The other thing that seems to be clear about the law of God is that in the last analysis it is for our felicity if not for our pleasure—and not just in a “pie in the sky by and by when you die” way. The Bible is full of descriptions of the “abundant life” but makes it perfectly clear that one gets to the abundant life by the narrow way. The life is not narrow, but the way is narrow. If you are envious of the kind of life someone else lives, you might check his life out at this point: Did he get where he is with a kind of discipline that you yourself refuse to submit to?

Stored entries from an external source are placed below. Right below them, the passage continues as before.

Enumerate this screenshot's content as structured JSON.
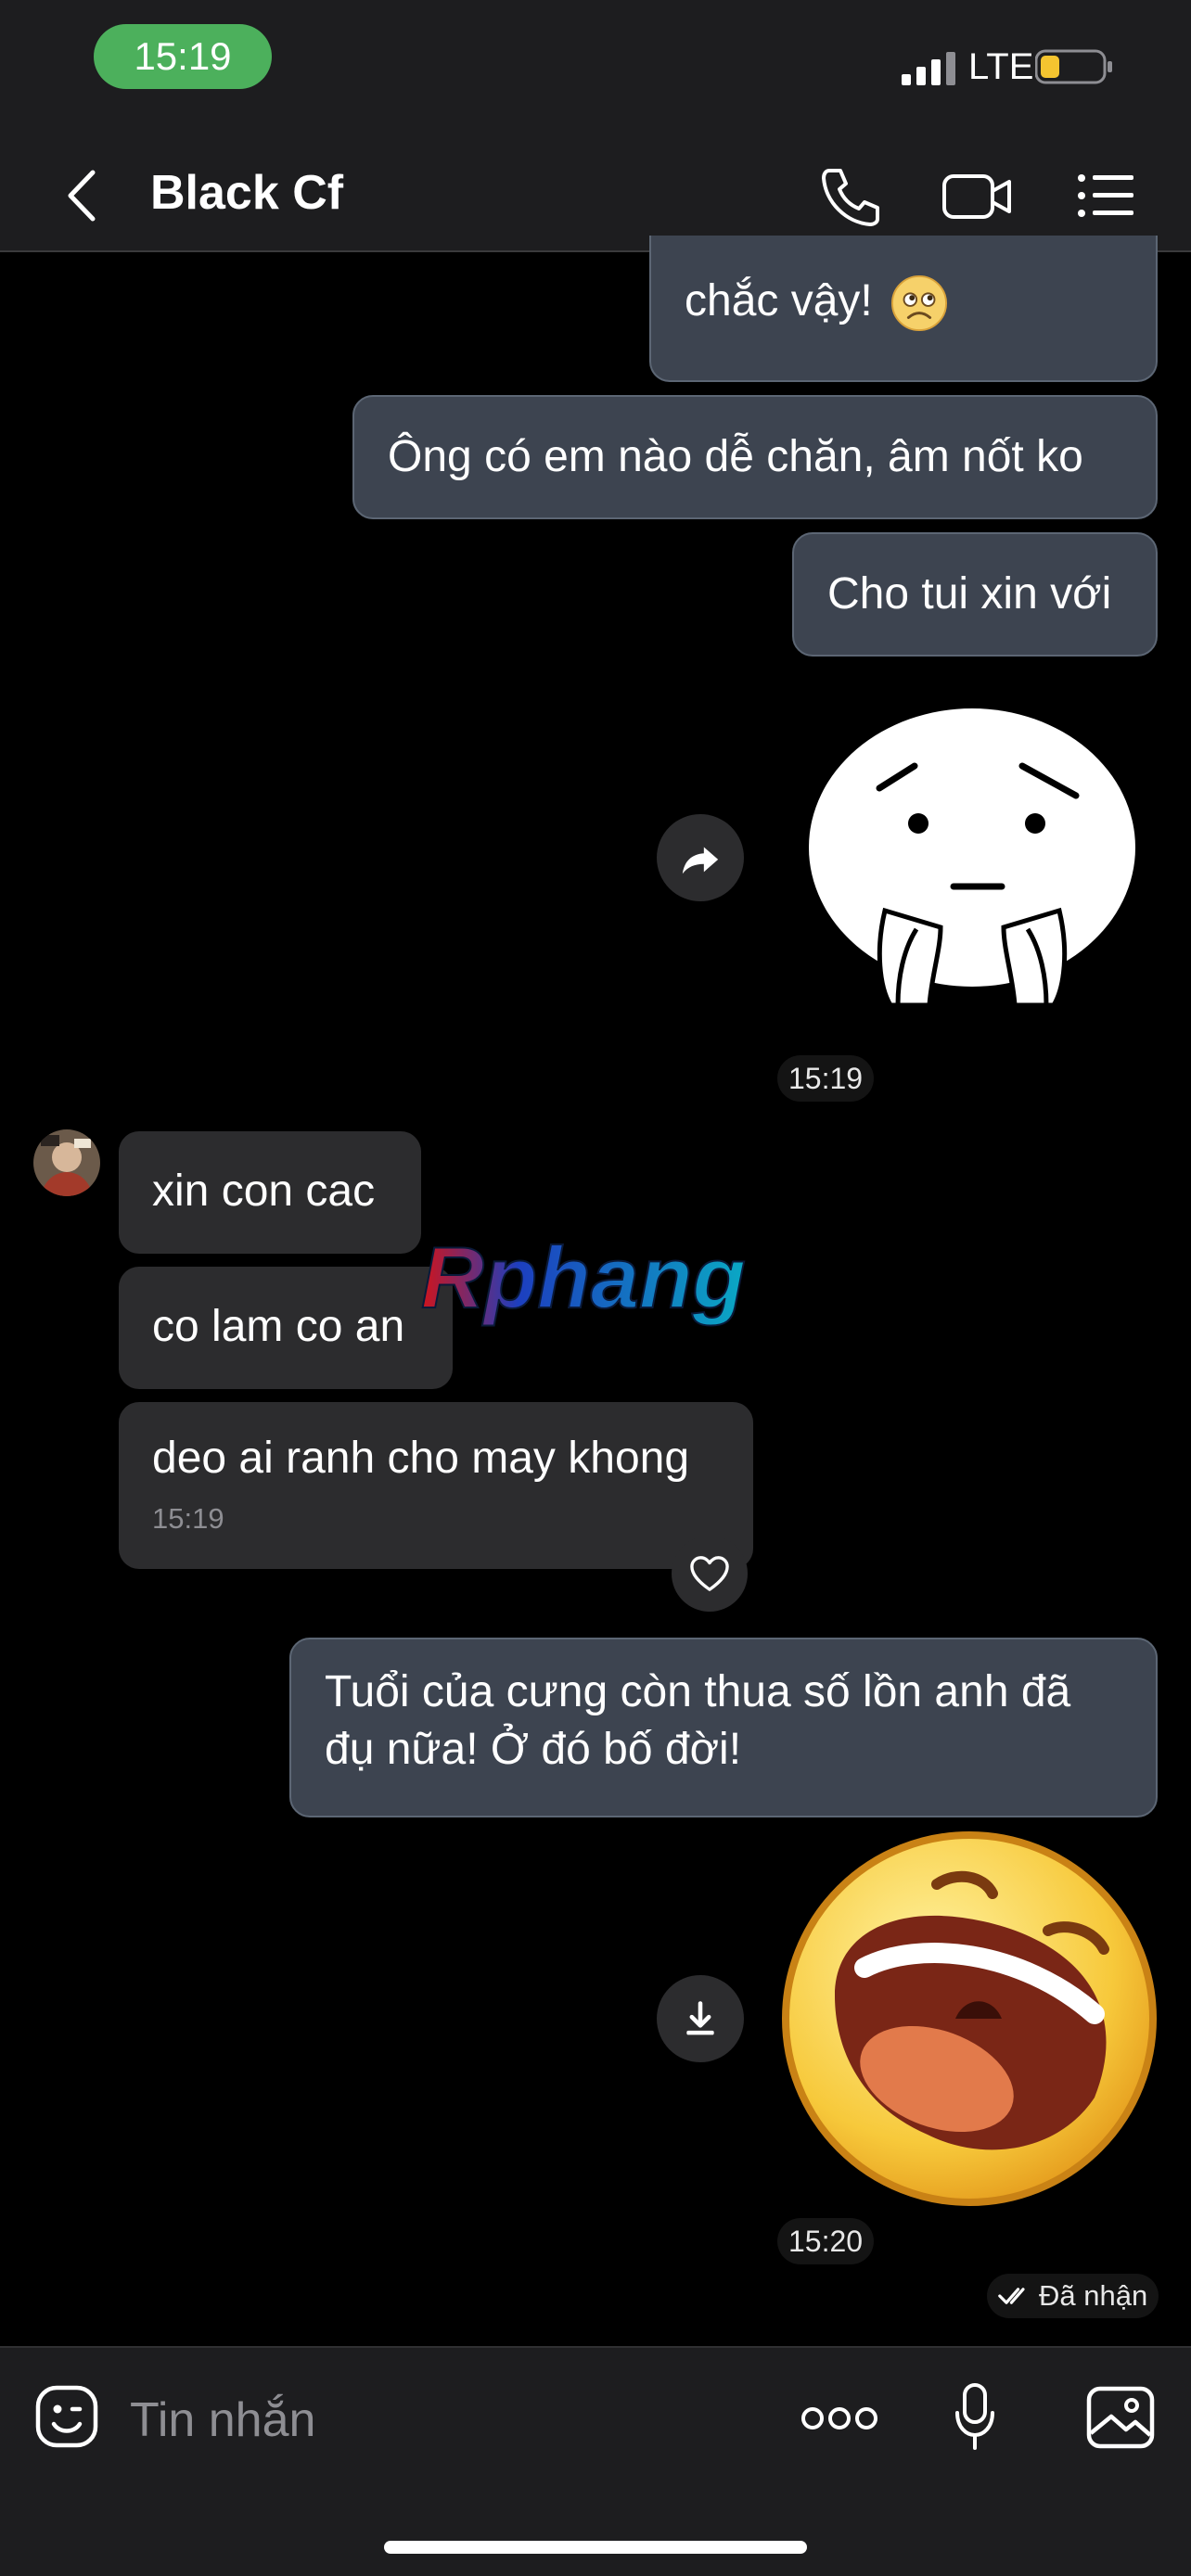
{
  "status_bar": {
    "time": "15:19",
    "network": "LTE"
  },
  "header": {
    "title": "Black Cf"
  },
  "messages": {
    "out_1": "chắc vậy!",
    "out_2": "Ông có em nào dễ chăn, âm nốt ko",
    "out_3": "Cho tui xin với",
    "sticker_1_time": "15:19",
    "in_1": "xin con cac",
    "in_2": "co lam co an",
    "in_3": "deo ai ranh cho may khong",
    "in_3_time": "15:19",
    "out_4": "Tuổi của cưng còn thua số lồn anh đã đụ nữa! Ở đó bố đời!",
    "sticker_2_time": "15:20",
    "delivery_status": "Đã nhận"
  },
  "watermark": {
    "text": "Rphang"
  },
  "composer": {
    "placeholder": "Tin nhắn"
  },
  "colors": {
    "outgoing_bubble": "#3d4450",
    "incoming_bubble": "#2c2c2e",
    "time_pill": "#4cb05c"
  },
  "icons": [
    "back-icon",
    "phone-icon",
    "video-camera-icon",
    "list-menu-icon",
    "forward-icon",
    "heart-icon",
    "download-icon",
    "emoji-icon",
    "more-options-icon",
    "microphone-icon",
    "image-icon",
    "double-check-icon"
  ]
}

There is here then an innerlocking between biblical revelation and natural revelation, between what the great pagan moralist discovered and what the Bible calls revelation.

Read sometime The Call Girl by Greenwald, case studies by an eminent psychologist of about eight women successful beyond words in their profession. The average income for each woman was $35,000 a year. For that kind of money, they must have been beautiful and reasonably intelligent; and with that kind of money they could afford good clothes, leisure, and “some of the good things of life.” With them there was no fear of “conception, infection, or detection.” They knew how to handle themselves and their careers. Yet they all turned to liquor and dope; and finally went down the drain.

Is there something built into the way things are that makes it impossible for one, even an expert, to set himself against the law of God? Is the law of God built into the nature of the very ones who would try to live apart from the law of God?

These girls couldn’t make it. I wonder whether anyone can.